Yo-yo quilts are not traditional quilts because they do not have a layer of batting and a fabric backing. The yo-yo, a rosette made from a circle of fabric, makes its own backing and creates dimension that mimics the effects of a light batting. The ability to use small scraps of fabric to make yo-yos made these quilts popular in the Depression-era 1930s. They were thrifty to make, yet pretty and utilitarian. Today, yo-yo quilts are a favored quilt-on-the-go project because the rosettes can be made and stitched together by hand.
Things You'll Need
- Compass with pencil
- Piece of cardboard, 6 inches square or larger
- Fabric marking pen or pencil
- Hand-sewing needle
Set the radius of the compass to 2 1/2 inches. This will give you a 5-inch circle.
Draw a 5-inch circle on the piece of cardboard.
Cut out the circle. This is your yo-yo template.
Smooth out fabric, printed side down. The unprinted, or "wrong" side of the fabric, should be facing you.
Trace the circle shape onto the fabric, using a fabric pen or fabric marker. Leave about 1/2-inch between circles that you trace onto the fabric.
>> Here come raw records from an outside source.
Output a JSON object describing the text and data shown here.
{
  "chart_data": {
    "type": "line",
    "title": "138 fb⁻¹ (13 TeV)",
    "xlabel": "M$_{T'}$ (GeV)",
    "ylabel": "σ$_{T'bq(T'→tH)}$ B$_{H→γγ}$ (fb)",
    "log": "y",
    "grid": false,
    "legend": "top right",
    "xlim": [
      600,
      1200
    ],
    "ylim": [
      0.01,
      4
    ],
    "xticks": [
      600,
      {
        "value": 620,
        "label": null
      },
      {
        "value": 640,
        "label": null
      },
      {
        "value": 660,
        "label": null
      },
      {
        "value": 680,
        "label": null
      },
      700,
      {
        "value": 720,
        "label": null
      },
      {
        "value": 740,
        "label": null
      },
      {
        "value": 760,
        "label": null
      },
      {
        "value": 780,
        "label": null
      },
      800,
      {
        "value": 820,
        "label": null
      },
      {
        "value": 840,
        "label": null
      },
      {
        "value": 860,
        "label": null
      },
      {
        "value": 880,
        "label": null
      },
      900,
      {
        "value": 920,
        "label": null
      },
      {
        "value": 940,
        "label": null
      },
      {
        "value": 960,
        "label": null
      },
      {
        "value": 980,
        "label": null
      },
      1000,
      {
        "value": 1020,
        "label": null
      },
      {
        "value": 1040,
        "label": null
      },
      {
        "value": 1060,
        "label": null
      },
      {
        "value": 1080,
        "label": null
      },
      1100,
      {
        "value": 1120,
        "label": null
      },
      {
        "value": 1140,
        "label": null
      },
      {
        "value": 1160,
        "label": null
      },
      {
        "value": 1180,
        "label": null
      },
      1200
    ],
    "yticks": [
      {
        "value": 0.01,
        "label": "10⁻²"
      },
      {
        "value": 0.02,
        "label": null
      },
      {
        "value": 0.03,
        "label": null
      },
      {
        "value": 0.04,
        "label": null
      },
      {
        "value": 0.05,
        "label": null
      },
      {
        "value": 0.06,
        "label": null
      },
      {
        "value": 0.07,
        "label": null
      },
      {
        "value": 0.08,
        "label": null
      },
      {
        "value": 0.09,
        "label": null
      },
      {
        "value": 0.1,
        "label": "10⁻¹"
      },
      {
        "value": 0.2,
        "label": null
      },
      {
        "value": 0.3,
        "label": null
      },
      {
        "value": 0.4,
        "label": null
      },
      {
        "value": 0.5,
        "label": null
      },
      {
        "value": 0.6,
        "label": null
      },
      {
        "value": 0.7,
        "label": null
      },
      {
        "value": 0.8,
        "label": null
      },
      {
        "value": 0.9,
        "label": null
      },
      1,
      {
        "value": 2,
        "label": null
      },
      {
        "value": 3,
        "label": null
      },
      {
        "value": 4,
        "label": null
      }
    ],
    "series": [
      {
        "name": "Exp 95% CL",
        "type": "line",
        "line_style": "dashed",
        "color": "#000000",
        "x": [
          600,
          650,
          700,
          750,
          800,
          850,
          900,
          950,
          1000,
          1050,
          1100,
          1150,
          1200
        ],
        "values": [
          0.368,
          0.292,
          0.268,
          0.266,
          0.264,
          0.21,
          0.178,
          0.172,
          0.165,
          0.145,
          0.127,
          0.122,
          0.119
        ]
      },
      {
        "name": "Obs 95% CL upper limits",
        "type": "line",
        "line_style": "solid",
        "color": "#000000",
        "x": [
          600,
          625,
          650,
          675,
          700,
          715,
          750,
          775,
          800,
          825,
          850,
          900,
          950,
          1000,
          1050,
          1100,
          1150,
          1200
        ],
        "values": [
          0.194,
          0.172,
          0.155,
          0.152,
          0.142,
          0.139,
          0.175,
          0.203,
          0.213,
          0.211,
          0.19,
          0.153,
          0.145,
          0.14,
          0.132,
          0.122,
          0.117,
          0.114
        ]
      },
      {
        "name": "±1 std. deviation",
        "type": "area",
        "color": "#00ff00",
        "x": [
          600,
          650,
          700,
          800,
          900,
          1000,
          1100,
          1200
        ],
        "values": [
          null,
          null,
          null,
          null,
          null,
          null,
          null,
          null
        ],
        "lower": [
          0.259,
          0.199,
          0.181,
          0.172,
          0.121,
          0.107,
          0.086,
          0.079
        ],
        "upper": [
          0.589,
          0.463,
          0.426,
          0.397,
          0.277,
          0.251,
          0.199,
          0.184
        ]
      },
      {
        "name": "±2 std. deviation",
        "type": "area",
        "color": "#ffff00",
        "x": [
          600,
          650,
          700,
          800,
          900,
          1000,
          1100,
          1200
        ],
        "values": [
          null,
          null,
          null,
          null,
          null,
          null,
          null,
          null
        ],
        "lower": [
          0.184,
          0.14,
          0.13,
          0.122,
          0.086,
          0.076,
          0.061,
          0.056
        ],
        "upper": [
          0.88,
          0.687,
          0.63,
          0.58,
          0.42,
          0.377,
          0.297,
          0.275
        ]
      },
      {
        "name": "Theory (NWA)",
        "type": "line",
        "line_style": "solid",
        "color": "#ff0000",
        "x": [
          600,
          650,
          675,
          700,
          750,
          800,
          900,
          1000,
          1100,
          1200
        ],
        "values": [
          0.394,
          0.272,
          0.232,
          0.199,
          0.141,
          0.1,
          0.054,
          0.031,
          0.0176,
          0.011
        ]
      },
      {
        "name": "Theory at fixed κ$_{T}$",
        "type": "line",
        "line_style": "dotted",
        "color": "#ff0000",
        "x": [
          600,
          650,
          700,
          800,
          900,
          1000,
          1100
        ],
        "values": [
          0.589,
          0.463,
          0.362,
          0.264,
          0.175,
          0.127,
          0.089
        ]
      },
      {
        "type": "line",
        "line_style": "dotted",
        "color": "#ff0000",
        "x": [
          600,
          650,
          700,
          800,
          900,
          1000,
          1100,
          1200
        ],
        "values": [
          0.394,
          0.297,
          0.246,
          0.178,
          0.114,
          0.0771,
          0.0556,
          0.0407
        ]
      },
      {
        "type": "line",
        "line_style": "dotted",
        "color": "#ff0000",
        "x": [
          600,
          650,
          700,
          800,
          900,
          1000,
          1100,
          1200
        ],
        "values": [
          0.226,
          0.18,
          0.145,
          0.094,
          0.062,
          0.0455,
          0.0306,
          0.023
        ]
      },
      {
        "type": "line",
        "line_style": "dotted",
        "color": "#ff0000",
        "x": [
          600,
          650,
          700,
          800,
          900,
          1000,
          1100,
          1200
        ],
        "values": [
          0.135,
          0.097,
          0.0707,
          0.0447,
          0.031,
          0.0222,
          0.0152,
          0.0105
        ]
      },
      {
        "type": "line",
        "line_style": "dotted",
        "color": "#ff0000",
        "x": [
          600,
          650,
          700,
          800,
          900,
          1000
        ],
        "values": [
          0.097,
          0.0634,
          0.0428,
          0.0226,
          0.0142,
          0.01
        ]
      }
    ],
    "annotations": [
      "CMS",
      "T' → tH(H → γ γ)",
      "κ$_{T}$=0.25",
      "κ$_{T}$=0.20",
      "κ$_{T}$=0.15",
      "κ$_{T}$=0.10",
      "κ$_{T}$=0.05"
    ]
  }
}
Cut out the fabric circles.
Thread a needle. Even both ends of the thread and knot together, giving you a double strand of thread with which to sew.
Fold 1/4-inch of the edge of the fabric circle in toward the unprinted side of the fabric and smooth it down. Use a 1/2-inch running stitch to sew over the fold through both layers of fabric all the way around the circle.
Gently pull the needle to gather the edge of the circle until the amount of gathering is to your liking. You should not have to pull very tight. Knot the thread and snip to complete the yo-yo. Gently stretch, pull and flatten the yo-yo to give it the basic shape you want.
Continue making yo-yos until you have the amount required for your quilt.
Attach the yo-yos by whipstitching the sides to form rows.
Connect the rows with whipstitches to complete the quilt.